El hombre colgado

El hombre colgado

dcontrerasm

02/09/2022

Eskarna pasó zumbando de granero en granero, saludando a los caballos, las vacas, los cerdos y las cabras. Le parecía que los días nunca habían sido más hermosos. Había una cierta frescura en el aire que vigorizaba todo su cuerpo. Se golpeó los dedos en los muslos al ritmo de una canción. Eskarna se sintió aireada y feliz contra el cálido abrazo del sol. Mientras caminaba por la granja, todo parecía derretirse en el éter excepto ella y su canción.

Alejándose de la antigua casa de su familia, hacia las cumbres eternamente nevadas de los Cantábricos al norte, Eskarna caminó junto a la valla hasta desembocar en el río Órbigo, de donde la familia obtiene su agua potable, junto al bosque. El lugar donde crecían las lantanas y las campanillas. Arrancó un par de la tierra blanda, creando un pequeño ramo.

Eskarna dirigió su atención al bosque. Los había explorado un poco en el pasado con su madre, para recolectar hongos. Pero en esta inusualmente cálida mañana de octubre, Eskarna se aventuraría sola. Saltando de izquierda a derecha, recogiendo los fragantes capullos que encontró en su viaje, se adentró en el bosque.

El sol alto en el cielo, las sombras de los árboles se retiraron debajo de ellos mismos.

Sus brazos llevaban el dulce aroma de las flores.

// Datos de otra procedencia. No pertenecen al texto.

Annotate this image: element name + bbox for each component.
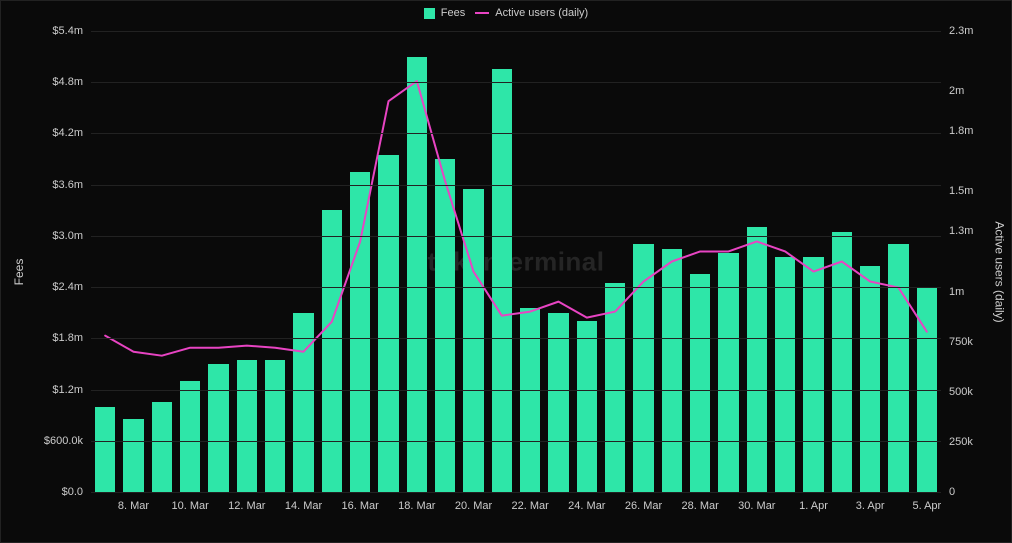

Eskarna se sintió rara, estaba a un kilómetro y medio de la casa de su familia y no reconocía los árboles, las rocas o el suelo por el que caminaba. El aire se le pegaba como resina y el silencio era ensordecedor.

Dejó de caminar y decidió regresar a casa; a la familiaridad de la granja de su familia. Cuando se dio la vuelta, su pie se atascó en la raíz de un árbol y tropezó en una zanja. Rodando por la zanja, su ramo se derramó por todas partes.

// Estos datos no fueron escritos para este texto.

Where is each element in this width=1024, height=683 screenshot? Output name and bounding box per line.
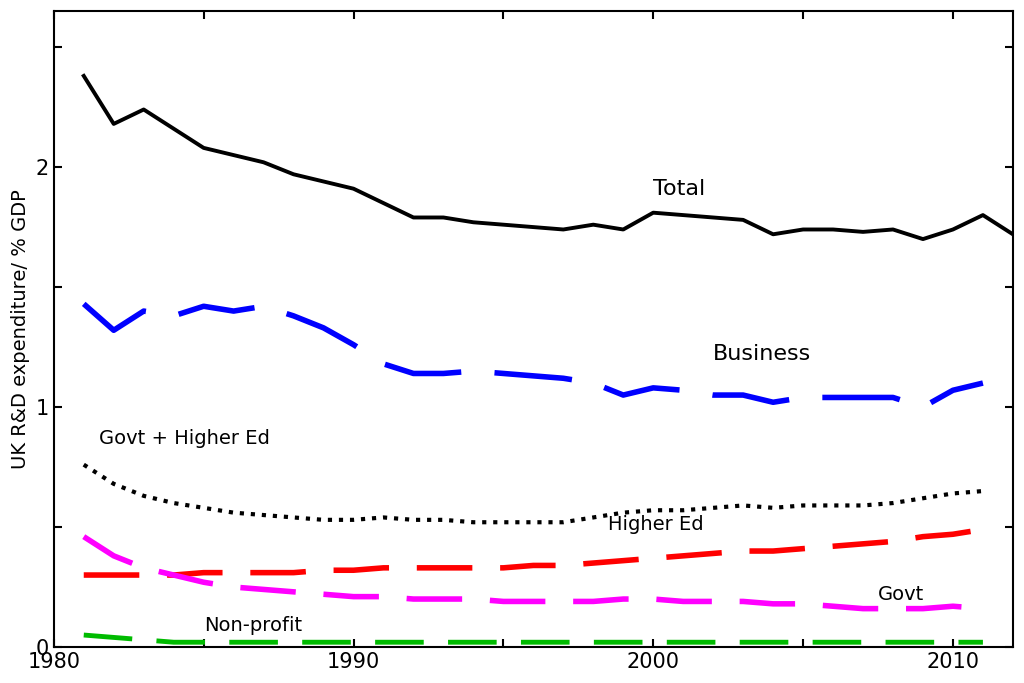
Text: Higher Ed: Higher Ed <box>608 515 703 534</box>
Text: Non-profit: Non-profit <box>204 616 302 635</box>
Text: Govt: Govt <box>878 585 925 604</box>
Text: Total: Total <box>653 179 706 199</box>
Text: Govt + Higher Ed: Govt + Higher Ed <box>98 429 269 448</box>
Text: Business: Business <box>713 344 811 364</box>
Y-axis label: UK R&D expenditure/ % GDP: UK R&D expenditure/ % GDP <box>11 189 30 469</box>
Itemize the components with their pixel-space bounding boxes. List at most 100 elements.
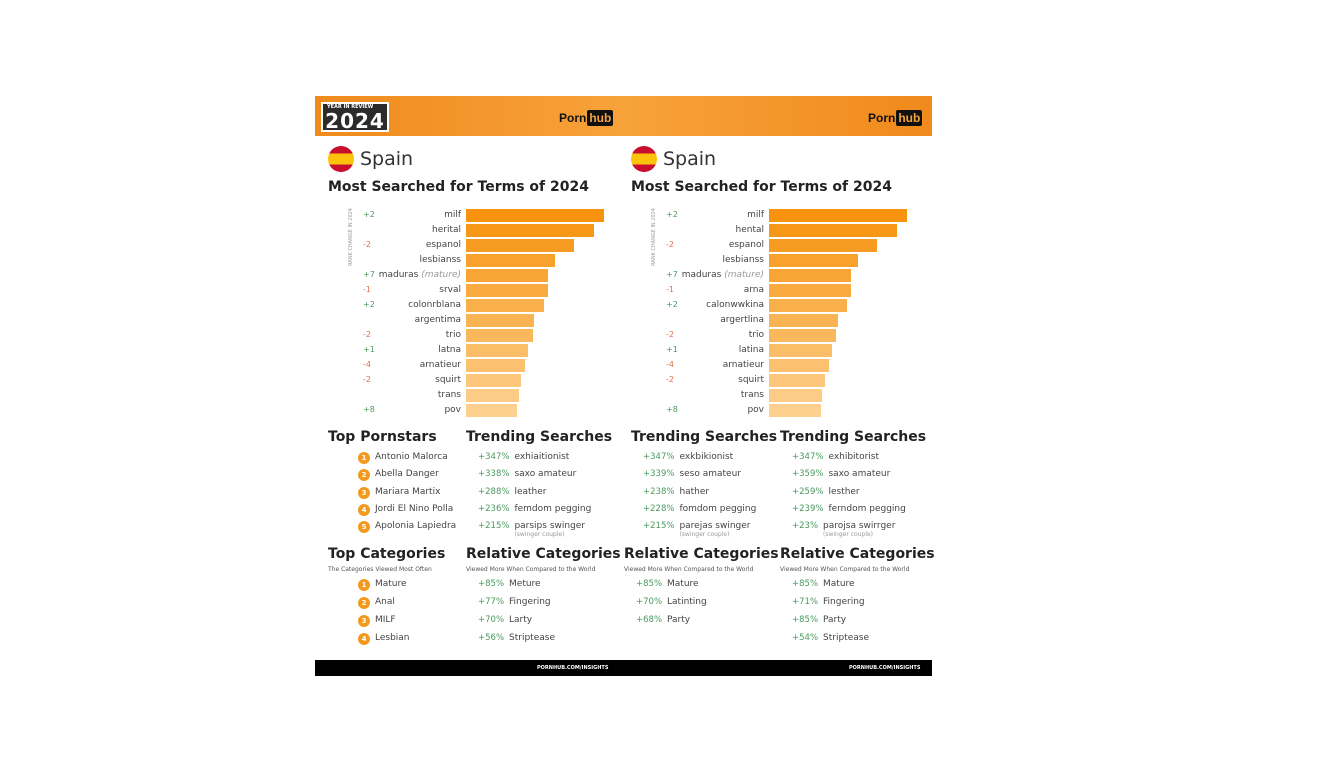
bar-row: +1 latina bbox=[618, 343, 926, 357]
section-title: Trending Searches bbox=[780, 429, 927, 445]
bar bbox=[466, 329, 534, 342]
bar bbox=[769, 284, 851, 297]
percent-change: +347% bbox=[643, 452, 675, 462]
item-name: Mature bbox=[375, 579, 407, 589]
item-name: exhiaitionist bbox=[514, 452, 569, 462]
rank-change: +8 bbox=[666, 405, 678, 414]
item-label: parojsa swirrger bbox=[823, 521, 896, 532]
term-name: latna bbox=[438, 345, 461, 355]
term-name: arna bbox=[743, 285, 764, 295]
bar bbox=[769, 254, 858, 267]
item-label: leather bbox=[514, 486, 547, 497]
term-name: lesbianss bbox=[722, 255, 764, 265]
logo-text-box: hub bbox=[587, 110, 614, 126]
bar-row: -2 squirt bbox=[315, 373, 623, 387]
bar-label: arnatieur bbox=[723, 358, 764, 372]
bar bbox=[769, 344, 832, 357]
list-item: +68% Party bbox=[636, 615, 690, 625]
section-subtitle: Viewed More When Compared to the World bbox=[466, 566, 596, 573]
term-name: maduras bbox=[681, 270, 722, 280]
bar-label: pov bbox=[747, 403, 764, 417]
bar-row: argentima bbox=[315, 313, 623, 327]
pornhub-logo: Porn hub bbox=[868, 110, 923, 126]
bar-label: srval bbox=[439, 283, 461, 297]
bar-label: colonrblana bbox=[408, 298, 461, 312]
bar-row: +8 pov bbox=[315, 403, 623, 417]
list-item: +85% Mature bbox=[792, 579, 855, 589]
footer-text: PORNHUB.COM/INSIGHTS bbox=[849, 665, 921, 671]
rank-change: +1 bbox=[363, 345, 375, 354]
bar-row: +2 colonrblana bbox=[315, 298, 623, 312]
item-name: MILF bbox=[375, 615, 396, 625]
bar-label: squirt bbox=[435, 373, 461, 387]
panel-left: Spain Most Searched for Terms of 2024 RANK… bbox=[315, 136, 623, 660]
bar-row: trans bbox=[618, 388, 926, 402]
item-name: Mature bbox=[667, 579, 699, 589]
badge-caption: YEAR IN REVIEW bbox=[327, 104, 374, 110]
bar-label: trio bbox=[446, 328, 461, 342]
item-label: hather bbox=[679, 486, 710, 497]
percent-change: +239% bbox=[792, 503, 824, 514]
bar-row: lesbianss bbox=[618, 253, 926, 267]
bar-label: pov bbox=[444, 403, 461, 417]
percent-change: +238% bbox=[643, 486, 675, 497]
item-name: Lesbian bbox=[375, 633, 410, 643]
item-name: fomdom pegging bbox=[679, 504, 756, 514]
list-item: +228% fomdom pegging bbox=[643, 504, 756, 514]
bar bbox=[769, 374, 825, 387]
list-item: +359% saxo amateur bbox=[792, 469, 890, 479]
percent-change: +259% bbox=[792, 486, 824, 497]
item-label: Anal bbox=[375, 597, 395, 607]
rank-change: +2 bbox=[666, 210, 678, 219]
country-name: Spain bbox=[663, 148, 717, 170]
term-name: argertlina bbox=[720, 315, 764, 325]
item-label: Mature bbox=[667, 579, 699, 589]
section-title: Top Categories bbox=[328, 546, 446, 562]
bar-row: -4 arnatieur bbox=[315, 358, 623, 372]
item-label: Fingering bbox=[823, 597, 865, 607]
list-item: 4 Jordi El Nino Polla bbox=[358, 503, 453, 516]
item-name: Mariara Martix bbox=[375, 487, 440, 497]
header-banner: YEAR IN REVIEW 2024 Porn hub Porn hub bbox=[315, 96, 932, 136]
item-name: Antonio Malorca bbox=[375, 452, 448, 462]
bar-row: -1 srval bbox=[315, 283, 623, 297]
bar-label: milf bbox=[747, 208, 764, 222]
item-label: Apolonia Lapiedra bbox=[375, 521, 457, 532]
bar bbox=[769, 209, 907, 222]
list-item: +259% lesther bbox=[792, 487, 860, 497]
percent-change: +68% bbox=[636, 615, 663, 625]
item-label: Antonio Malorca bbox=[375, 452, 448, 462]
item-label: Mature bbox=[375, 579, 407, 589]
rank-change: -2 bbox=[363, 240, 371, 249]
item-label: exkbikionist bbox=[679, 452, 734, 462]
item-label: Mariara Martix bbox=[375, 486, 441, 497]
item-label: MILF bbox=[375, 615, 396, 625]
bar bbox=[466, 299, 544, 312]
term-note: (mature) bbox=[421, 270, 461, 280]
rank-badge: 3 bbox=[358, 486, 370, 499]
bar bbox=[466, 239, 574, 252]
rank-badge: 5 bbox=[358, 521, 370, 534]
bar-row: +1 latna bbox=[315, 343, 623, 357]
bar-label: herital bbox=[432, 223, 461, 237]
bar bbox=[769, 299, 847, 312]
bar bbox=[466, 404, 518, 417]
term-name: lesbianss bbox=[419, 255, 461, 265]
bar-row: +7 maduras (mature) bbox=[618, 268, 926, 282]
term-name: trio bbox=[748, 330, 764, 340]
list-item: +288% leather bbox=[478, 487, 546, 497]
bar bbox=[466, 374, 522, 387]
percent-change: +85% bbox=[792, 615, 819, 625]
bar-label: trans bbox=[438, 388, 461, 402]
item-label: Larty bbox=[509, 615, 533, 625]
item-label: exhibitorist bbox=[828, 452, 880, 462]
list-item: +338% saxo amateur bbox=[478, 469, 576, 479]
item-name: Party bbox=[823, 615, 846, 625]
item-name: seso amateur bbox=[679, 469, 741, 479]
list-item: +56% Striptease bbox=[478, 633, 555, 643]
item-name: Jordi El Nino Polla bbox=[375, 504, 453, 514]
term-name: pov bbox=[444, 405, 461, 415]
section-title: Trending Searches bbox=[631, 429, 778, 445]
list-item: 4 Lesbian bbox=[358, 633, 410, 645]
item-name: Fingering bbox=[509, 597, 551, 607]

Fue entonces cuando ella entró en su amarga mirada. Lamentándose de haber perdido sus flores, Eskarna se puso de pie, se sacudió la ropa y se quitó las hojas de sus radiantes mechones rojos. Ella gritó cuando su mirada se encontró con la vista de su fría sonrisa.

Colgaba de una cuerda atada a un árbol. Su cabeza descansaba sobre su hombro derecho. Pero aun así, era más alto que Eskarna. Su lengua sobresalía de su boca y sus ojos habían desaparecido, ahuecados. Sus dientes eran blancos, largos, torcidos y agrietados. A pesar de la caries, se podía distinguir una larga cicatriz desde la punta del lóbulo de la oreja derecha hasta la comisura de la boca. La escena abrió recuerdos que Eskarna había reprimido. Cerró los ojos y se tapó los oídos.

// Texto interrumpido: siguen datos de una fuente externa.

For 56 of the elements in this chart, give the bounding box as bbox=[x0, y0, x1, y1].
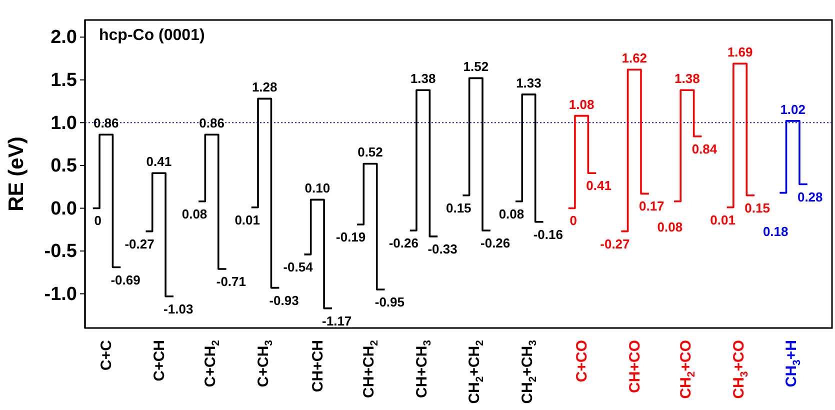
data-label: 1.02 bbox=[780, 102, 806, 117]
data-label: 1.52 bbox=[463, 59, 489, 74]
x-tick-label: C+C bbox=[98, 340, 115, 370]
x-tick-label: C+CH bbox=[150, 340, 168, 382]
data-label: 1.38 bbox=[410, 71, 436, 86]
data-label: 0.17 bbox=[638, 198, 664, 214]
y-tick-label: 1.0 bbox=[50, 112, 77, 134]
data-label: -0.54 bbox=[283, 259, 314, 274]
data-label: 1.28 bbox=[252, 80, 278, 95]
y-tick-label: 1.5 bbox=[50, 70, 78, 91]
data-label: -1.17 bbox=[322, 313, 352, 328]
data-label: -0.71 bbox=[216, 274, 246, 289]
y-tick-label: -0.5 bbox=[44, 241, 78, 262]
data-label: 0.28 bbox=[797, 189, 823, 204]
data-label: 0 bbox=[94, 213, 102, 228]
data-label: -0.69 bbox=[110, 272, 140, 288]
data-label: 0.01 bbox=[710, 212, 736, 228]
data-label: 1.08 bbox=[568, 96, 594, 112]
data-label: 1.33 bbox=[516, 75, 542, 90]
data-label: -0.19 bbox=[336, 229, 366, 244]
data-label: 0.41 bbox=[586, 178, 612, 194]
y-tick-label: 2.0 bbox=[50, 27, 77, 48]
data-label: 0 bbox=[570, 213, 577, 228]
data-label: -0.27 bbox=[600, 236, 630, 252]
data-label: 0.86 bbox=[199, 116, 224, 131]
data-label: -0.16 bbox=[533, 226, 563, 242]
data-label: -0.27 bbox=[124, 236, 154, 252]
y-tick-label: 0.0 bbox=[50, 198, 77, 220]
y-axis-title: RE (eV) bbox=[5, 136, 28, 212]
data-label: 1.62 bbox=[622, 50, 648, 66]
data-label: 0.84 bbox=[692, 141, 718, 156]
data-label: 1.38 bbox=[674, 71, 700, 86]
data-label: -0.26 bbox=[480, 235, 510, 250]
data-label: 0.08 bbox=[182, 206, 208, 222]
y-tick-label: 0.5 bbox=[50, 156, 78, 177]
data-label: -0.26 bbox=[388, 235, 418, 250]
data-label: 0.08 bbox=[498, 206, 524, 222]
data-label: 0.52 bbox=[358, 144, 383, 160]
y-tick-label: -1.0 bbox=[44, 284, 77, 305]
data-label: -0.95 bbox=[374, 294, 405, 310]
x-tick-label: CH+CO bbox=[626, 340, 643, 393]
data-label: 0.08 bbox=[657, 219, 683, 234]
data-label: 0.86 bbox=[93, 116, 119, 131]
x-tick-label: C+CO bbox=[573, 340, 590, 382]
chart-title: hcp-Co (0001) bbox=[99, 27, 205, 44]
data-label: 0.41 bbox=[146, 154, 172, 170]
data-label: 0.15 bbox=[744, 200, 770, 216]
data-label: -1.03 bbox=[164, 301, 194, 316]
data-label: -0.33 bbox=[428, 241, 458, 256]
data-label: 0.10 bbox=[304, 180, 330, 196]
x-tick-label: CH+CH bbox=[308, 340, 326, 392]
data-label: 0.18 bbox=[762, 224, 788, 239]
data-label: 0.15 bbox=[446, 200, 472, 216]
data-label: 0.01 bbox=[234, 212, 260, 228]
data-label: -0.93 bbox=[269, 292, 299, 308]
data-label: 1.69 bbox=[727, 44, 753, 60]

Una de tantas noches en su habitación. Su puerta chirrió al abrirse y cerrarse suavemente. Una suave presión en su cama. Una sonrisa fría y una fea cicatriz que sobresale iluminada por la luz de la luna. ‒Hola, hermosa ‒, decía su tío, apestando a cigarro y cerveza. Entonces sus manos estaban sobre ella. Ella se retorció, tratando de escapar en vano. Un gemido inaudible escapó de sus labios. Se preparó, se desnudó. Él rasgó su vestido de seda y se posicionó. Ella cerró los ojos. ‒¡Esky!

‒¡Eskarna! ‒llamó a su abuelo. Abrió los ojos, despertada del recuerdo. Eskarna se volvió hacia la voz.

‒¡Abuelo Gio!

Corrió hacia ella y la abrazó. Miró el cuerpo, y al ver la cicatriz, se santiguó. Gio la abrazó más fuerte.

‒Una conciencia culpable no necesita un acusador ‒, murmuró Gio en voz baja. Sacó a la chica del bosque.

Caminaron de vuelta por el río, y ella le enseñó su canción: ‒La-la-la-le-le-le-da-da-da ‒. La cantaron juntos a todo pulmón. Cuando llegaron a la finca, recogieron algunas ciruelas de la plantación y se las comieron. De regreso en la casa familiar, su abuela le preparó sopa de pollo y luego durmió la siesta en la cama de sus abuelos.

Se despertó horas después. La casa estaba en silencio y el día se había vuelto frío. El rayo del sol apenas se registraba en el horizonte, y la noche pintaba el cielo de un profundo tono púrpura. Una brisa helada entró por la ventana mientras las gotas de lluvia golpeaban aritméticamente el techo de láminas de zinc, anunciando la llegada de las lluvias de San Santiago, que inundarían el río, los bosques y las plantaciones, señalando el final de los días aventureros de Eskarna.

Más tarde esa noche, Eskarna se estaba preparando para ir a la cama. Abrió los cajones y buscó un camisón de seda. Ya no tenía que tener miedo.